Banded oscillators, such as RSI and Stochastics, are telling investors that the stock market is overbought right now. What does that mean? RSI and Stochastics are indicators that are bounded from 0 to 100. A reading can never go below 0 and can never go above 100. When the RSI reads above 70 a security is considered overbought. When a stochastic reads above 80 a security is considered overbought. Below is a chart of the S&P 500 along with both the RSI and the Slow Stochastic.
If you look at the chart above, this market has been overbought for some time – Since July 23rd for the RSI and since July 17th for the slow stochastic indicator. The stochastic indicator has been overbought for 11 trading days! Trending markets can remain in overbought territory.
Moving averages smooth a series of data over a specified period of time. The shorter the time period, the more sensitive the moving average and the more “noise” it can create in volatile markets. Moving averages are the foundation of other technical indicators such as the Bollinger band. Because moving averages smooth out the data, it makes it easier to tune out some of the noise and identify the direction of the trend. The only problem with a moving average is that it has a lag due to the average calculation. Exponential averages attempt to eliminate some of this lag by weighting near-term data with a higher priority.
Moving averages follow a trend. They are one of the best places to go to find that a trend is changing. When a moving average is rising, the trend is up. When it is falling, the trend is down. So it is that following the moving average can help us follow the trend. In the case of the S&P 500, a chart below shows two widely used moving averages, the intermediate-term 50-day moving average and the short-term 20-day moving average.
From December 2008 to March 2009 the (blue) 50-day moving average (DMA) was declining. It turned flat in April and has been climbing (confirming an uptrend) since May 2009. A noisier, but faster turning short-term moving average is the 20 DMA (yellow). The 20 DMA turned up in March almost a full month and a half before the intermediate trending 50 DMA. At this moment in time, both your short-term and intermediate-term DMAs are moving higher confirming an uptrend.
Other helpful trending indicators are the Bollinger Bands and the Parabolic SAR. Bollinger Bands contain an upper and lower band set to 2 standard deviations around a simple moving average. The upper band is 2 standard deviations higher than the moving average and the lower band is 2 standard deviations lower. Periods of low volatility are identified by tight bands around the moving average. Periods of high volatility are marked by very wide bands around the moving average. There is a tendency to move from one mode to the other.

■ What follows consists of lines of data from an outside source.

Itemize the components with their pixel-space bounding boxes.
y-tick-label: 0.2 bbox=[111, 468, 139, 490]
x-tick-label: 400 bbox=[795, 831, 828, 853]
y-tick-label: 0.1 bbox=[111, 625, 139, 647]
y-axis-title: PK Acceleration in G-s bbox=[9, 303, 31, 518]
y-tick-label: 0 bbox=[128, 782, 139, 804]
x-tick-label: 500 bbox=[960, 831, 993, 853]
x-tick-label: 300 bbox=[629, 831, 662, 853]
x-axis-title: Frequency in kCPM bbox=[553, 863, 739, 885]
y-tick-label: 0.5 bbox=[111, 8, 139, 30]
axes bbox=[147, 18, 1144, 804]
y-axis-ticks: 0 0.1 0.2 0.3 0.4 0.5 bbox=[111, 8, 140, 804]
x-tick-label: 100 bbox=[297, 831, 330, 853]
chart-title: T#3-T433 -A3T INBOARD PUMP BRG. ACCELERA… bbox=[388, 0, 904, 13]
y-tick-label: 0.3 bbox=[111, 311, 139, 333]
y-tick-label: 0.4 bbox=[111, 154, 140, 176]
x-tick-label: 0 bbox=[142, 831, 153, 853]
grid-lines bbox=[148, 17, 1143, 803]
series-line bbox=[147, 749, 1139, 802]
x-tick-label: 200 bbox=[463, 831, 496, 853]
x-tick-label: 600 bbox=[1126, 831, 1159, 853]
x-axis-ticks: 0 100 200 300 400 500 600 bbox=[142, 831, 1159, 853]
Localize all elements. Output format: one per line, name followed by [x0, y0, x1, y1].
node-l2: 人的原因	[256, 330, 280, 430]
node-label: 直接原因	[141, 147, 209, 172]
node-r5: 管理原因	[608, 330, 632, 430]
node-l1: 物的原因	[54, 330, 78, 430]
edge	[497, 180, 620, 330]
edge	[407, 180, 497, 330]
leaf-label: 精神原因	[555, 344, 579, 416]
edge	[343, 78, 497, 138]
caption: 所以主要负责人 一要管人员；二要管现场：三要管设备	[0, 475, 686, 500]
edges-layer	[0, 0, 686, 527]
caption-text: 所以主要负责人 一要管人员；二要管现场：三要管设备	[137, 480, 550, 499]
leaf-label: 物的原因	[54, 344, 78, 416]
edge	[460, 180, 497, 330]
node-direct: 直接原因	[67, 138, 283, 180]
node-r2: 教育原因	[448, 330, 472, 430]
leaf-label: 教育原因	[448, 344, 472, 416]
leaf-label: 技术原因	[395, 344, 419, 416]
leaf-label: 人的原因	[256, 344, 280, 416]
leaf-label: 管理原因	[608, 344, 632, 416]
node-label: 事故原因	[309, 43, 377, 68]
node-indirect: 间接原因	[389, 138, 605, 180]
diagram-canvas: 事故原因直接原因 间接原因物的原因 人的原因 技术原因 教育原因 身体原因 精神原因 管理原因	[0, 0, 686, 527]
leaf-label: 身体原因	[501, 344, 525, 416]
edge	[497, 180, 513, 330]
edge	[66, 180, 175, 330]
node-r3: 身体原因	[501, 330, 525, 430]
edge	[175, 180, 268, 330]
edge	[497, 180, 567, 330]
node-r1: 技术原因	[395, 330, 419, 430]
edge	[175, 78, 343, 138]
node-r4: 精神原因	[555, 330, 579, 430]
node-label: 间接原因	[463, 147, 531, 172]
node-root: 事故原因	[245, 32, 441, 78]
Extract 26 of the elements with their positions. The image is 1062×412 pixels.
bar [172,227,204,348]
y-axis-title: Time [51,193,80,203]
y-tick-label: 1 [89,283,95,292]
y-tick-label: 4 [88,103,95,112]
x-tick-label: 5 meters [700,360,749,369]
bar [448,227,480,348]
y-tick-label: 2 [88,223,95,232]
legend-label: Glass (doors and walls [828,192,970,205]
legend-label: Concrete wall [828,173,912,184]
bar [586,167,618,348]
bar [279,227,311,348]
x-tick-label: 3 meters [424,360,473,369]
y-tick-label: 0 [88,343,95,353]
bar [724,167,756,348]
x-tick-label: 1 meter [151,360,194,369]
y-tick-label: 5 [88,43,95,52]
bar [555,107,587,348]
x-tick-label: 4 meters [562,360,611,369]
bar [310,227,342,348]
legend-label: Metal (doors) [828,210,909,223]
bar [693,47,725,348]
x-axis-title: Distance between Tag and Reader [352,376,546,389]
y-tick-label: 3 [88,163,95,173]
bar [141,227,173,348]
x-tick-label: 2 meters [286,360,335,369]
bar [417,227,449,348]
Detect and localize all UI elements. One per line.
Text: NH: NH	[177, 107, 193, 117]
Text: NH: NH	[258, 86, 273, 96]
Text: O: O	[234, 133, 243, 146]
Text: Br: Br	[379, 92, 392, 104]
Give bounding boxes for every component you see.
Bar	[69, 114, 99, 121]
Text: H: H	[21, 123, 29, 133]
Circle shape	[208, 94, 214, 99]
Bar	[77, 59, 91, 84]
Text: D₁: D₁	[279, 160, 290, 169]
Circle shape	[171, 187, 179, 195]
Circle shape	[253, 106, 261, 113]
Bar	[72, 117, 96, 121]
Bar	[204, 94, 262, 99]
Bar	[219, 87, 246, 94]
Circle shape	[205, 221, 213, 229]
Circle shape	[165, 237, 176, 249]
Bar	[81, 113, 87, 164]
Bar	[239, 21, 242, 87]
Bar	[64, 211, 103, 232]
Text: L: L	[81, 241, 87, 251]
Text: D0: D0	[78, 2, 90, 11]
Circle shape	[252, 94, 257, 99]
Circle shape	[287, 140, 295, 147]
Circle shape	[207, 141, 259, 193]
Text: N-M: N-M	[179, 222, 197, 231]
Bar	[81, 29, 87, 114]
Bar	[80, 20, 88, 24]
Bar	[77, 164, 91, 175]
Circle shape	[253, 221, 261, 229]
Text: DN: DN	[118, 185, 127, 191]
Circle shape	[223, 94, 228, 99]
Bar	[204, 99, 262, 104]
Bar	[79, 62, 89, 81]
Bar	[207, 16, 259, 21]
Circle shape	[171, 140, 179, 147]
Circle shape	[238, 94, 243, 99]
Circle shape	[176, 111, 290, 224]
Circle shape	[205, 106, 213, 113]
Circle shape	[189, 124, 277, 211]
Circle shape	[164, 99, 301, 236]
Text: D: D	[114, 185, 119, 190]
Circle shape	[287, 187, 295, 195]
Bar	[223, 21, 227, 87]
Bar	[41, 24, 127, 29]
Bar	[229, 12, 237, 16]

For the current S&P 500 index chart, what we’re looking for is a top signal. This can happen a number of different ways but here are three steps in the process to watch out for:
- Price breaks above the upper band
- Price fails to break above the upper band on a second peak
- Confirmation with a break below the 20 DMA (middle band)

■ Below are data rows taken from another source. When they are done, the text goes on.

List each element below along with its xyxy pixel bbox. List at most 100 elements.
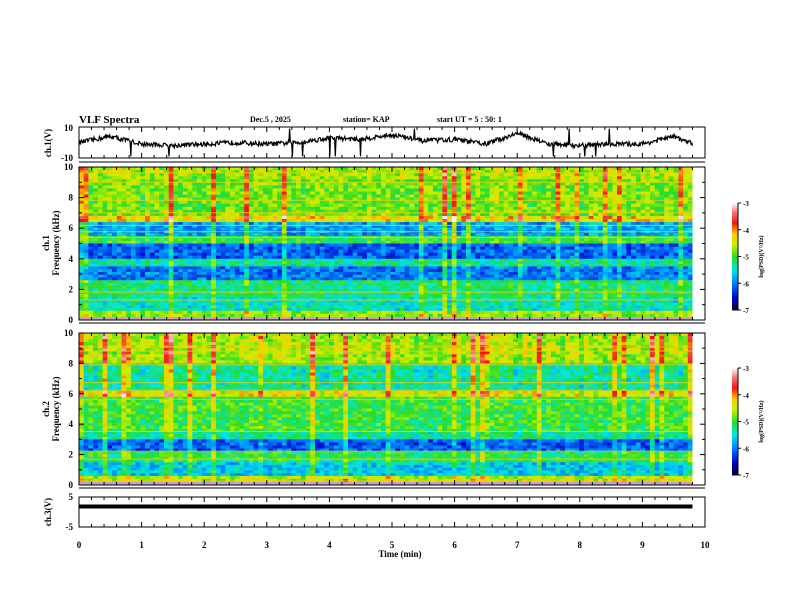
spectrogram-cell xyxy=(338,179,344,183)
spectrogram-cell xyxy=(565,179,571,183)
spectrogram-cell xyxy=(475,194,481,198)
spectrogram-cell xyxy=(583,170,589,174)
spectrogram-cell xyxy=(565,249,571,254)
spectrogram-cell xyxy=(687,191,693,195)
spectrogram-cell xyxy=(178,212,184,217)
spectrogram-cell xyxy=(248,179,254,183)
spectrogram-cell xyxy=(310,252,316,257)
spectrogram-cell xyxy=(409,255,415,260)
spectrogram-cell xyxy=(258,185,264,189)
spectrogram-cell xyxy=(466,170,472,174)
spectrogram-cell xyxy=(650,197,656,202)
spectrogram-cell xyxy=(466,263,472,267)
spectrogram-cell xyxy=(362,240,368,244)
spectrogram-cell xyxy=(480,240,486,244)
spectrogram-cell xyxy=(319,261,325,265)
spectrogram-cell xyxy=(428,240,434,244)
spectrogram-cell xyxy=(555,191,561,195)
spectrogram-cell xyxy=(650,255,656,260)
spectrogram-cell xyxy=(352,243,358,247)
spectrogram-cell xyxy=(296,269,302,273)
spectrogram-cell xyxy=(607,246,613,251)
spectrogram-cell xyxy=(135,246,141,251)
spectrogram-cell xyxy=(668,173,674,177)
spectrogram-cell xyxy=(687,252,693,257)
spectrogram-cell xyxy=(97,224,103,228)
spectrogram-cell xyxy=(617,212,623,217)
spectrogram-cell xyxy=(333,170,339,174)
spectrogram-cell xyxy=(272,243,278,247)
spectrogram-cell xyxy=(324,269,330,273)
spectrogram-cell xyxy=(206,206,212,211)
spectrogram-cell xyxy=(621,188,627,192)
spectrogram-cell xyxy=(546,200,552,205)
spectrogram-cell xyxy=(470,203,476,208)
spectrogram-cell xyxy=(230,185,236,189)
spectrogram-cell xyxy=(230,274,236,278)
spectrogram-cell xyxy=(489,222,495,226)
spectrogram-cell xyxy=(569,266,575,270)
spectrogram-cell xyxy=(168,176,174,180)
spectrogram-cell xyxy=(239,212,245,217)
spectrogram-cell xyxy=(447,191,453,195)
spectrogram-cell xyxy=(357,255,363,260)
spectrogram-cell xyxy=(338,246,344,251)
spectrogram-cell xyxy=(418,243,424,247)
spectrogram-cell xyxy=(93,173,99,177)
spectrogram-cell xyxy=(569,209,575,214)
spectrogram-cell xyxy=(588,179,594,183)
spectrogram-cell xyxy=(560,266,566,270)
spectrogram-cell xyxy=(456,182,462,186)
spectrogram-cell xyxy=(244,206,250,211)
spectrogram-cell xyxy=(527,258,533,262)
spectrogram-cell xyxy=(503,176,509,180)
spectrogram-cell xyxy=(163,191,169,195)
spectrogram-cell xyxy=(107,243,113,247)
spectrogram-cell xyxy=(277,203,283,208)
spectrogram-cell xyxy=(451,216,457,220)
spectrogram-cell xyxy=(97,274,103,278)
spectrogram-cell xyxy=(201,206,207,211)
spectrogram-cell xyxy=(503,261,509,265)
spectrogram-cell xyxy=(215,258,221,262)
spectrogram-cell xyxy=(206,173,212,177)
spectrogram-cell xyxy=(536,233,542,237)
spectrogram-cell xyxy=(83,167,89,171)
spectrogram-cell xyxy=(126,224,132,228)
spectrogram-cell xyxy=(466,266,472,270)
spectrogram-cell xyxy=(225,216,231,220)
spectrogram-cell xyxy=(239,197,245,202)
spectrogram-cell xyxy=(168,249,174,254)
spectrogram-cell xyxy=(546,191,552,195)
spectrogram-cell xyxy=(230,188,236,192)
spectrogram-cell xyxy=(296,203,302,208)
spectrogram-cell xyxy=(135,209,141,214)
spectrogram-cell xyxy=(352,216,358,220)
spectrogram-cell xyxy=(220,191,226,195)
spectrogram-cell xyxy=(338,182,344,186)
spectrogram-cell xyxy=(569,203,575,208)
spectrogram-cell xyxy=(579,206,585,211)
spectrogram-cell xyxy=(225,274,231,278)
spectrogram-cell xyxy=(635,269,641,273)
spectrogram-cell xyxy=(527,188,533,192)
spectrogram-cell xyxy=(687,233,693,237)
spectrogram-cell xyxy=(475,191,481,195)
spectrogram-cell xyxy=(366,266,372,270)
spectrogram-cell xyxy=(451,179,457,183)
spectrogram-cell xyxy=(173,255,179,260)
spectrogram-cell xyxy=(664,188,670,192)
spectrogram-cell xyxy=(178,191,184,195)
spectrogram-cell xyxy=(248,182,254,186)
spectrogram-cell xyxy=(499,219,505,223)
spectrogram-cell xyxy=(116,249,122,254)
spectrogram-cell xyxy=(432,252,438,257)
spectrogram-cell xyxy=(447,200,453,205)
spectrogram-cell xyxy=(88,255,94,260)
spectrogram-cell xyxy=(159,222,165,226)
spectrogram-cell xyxy=(277,197,283,202)
spectrogram-cell xyxy=(357,173,363,177)
spectrogram-cell xyxy=(593,249,599,254)
spectrogram-cell xyxy=(366,176,372,180)
spectrogram-cell xyxy=(617,179,623,183)
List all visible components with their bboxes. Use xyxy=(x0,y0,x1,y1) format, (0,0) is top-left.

The current situation shows that we broke above the upper band in July and we’ve come back inside the upper channel. If price fails to break above the upper band on a subsequent peak, it will be our second sign of a possible correction. Confirmation would then be given with a break below the 20 DMA (middle band).

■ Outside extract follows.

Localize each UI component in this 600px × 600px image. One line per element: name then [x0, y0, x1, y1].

The Parabolic SAR can also be helpful in identifying the end of a trend. The Parabolic SAR creates a trailing stop below an upward trending market and above a falling market. Buy and Sell signals are triggered when the price moves through the Parabolic SAR. When a signal is created, a new trailing stop is created in the opposite direction. The indicator is not as widely used to determine trend as it is to help identify a stop to get out of the market (or in). Here are some of the signals given by the Parabolic SAR this year.
There is no black box to investing. There’s no magic indicator that will solve all your timing needs. Technical analysis is about using all of the pieces of the puzzle to determine what the picture of the puzzle is. The tools above are useful tools when used together to piece the clues that momentum and psychology can give us on the puzzle. 1000 is a key psychological barrier in itself and is just another piece of the puzzle. The market is overbought, yes, but that in itself is another piece of the puzzle. No individual piece can stand alone as a proxy to this puzzle. While the market is trending, there are few more useful indicators to watch here other than just the oscillators. Look to the moving averages, Bollinger Band, and the Parabolic SAR for some helpful indicators that will allow you to let your winnings run. Don’t get too overexcited and allow 1-3 bad days to make you jump ship just because this market is overbought.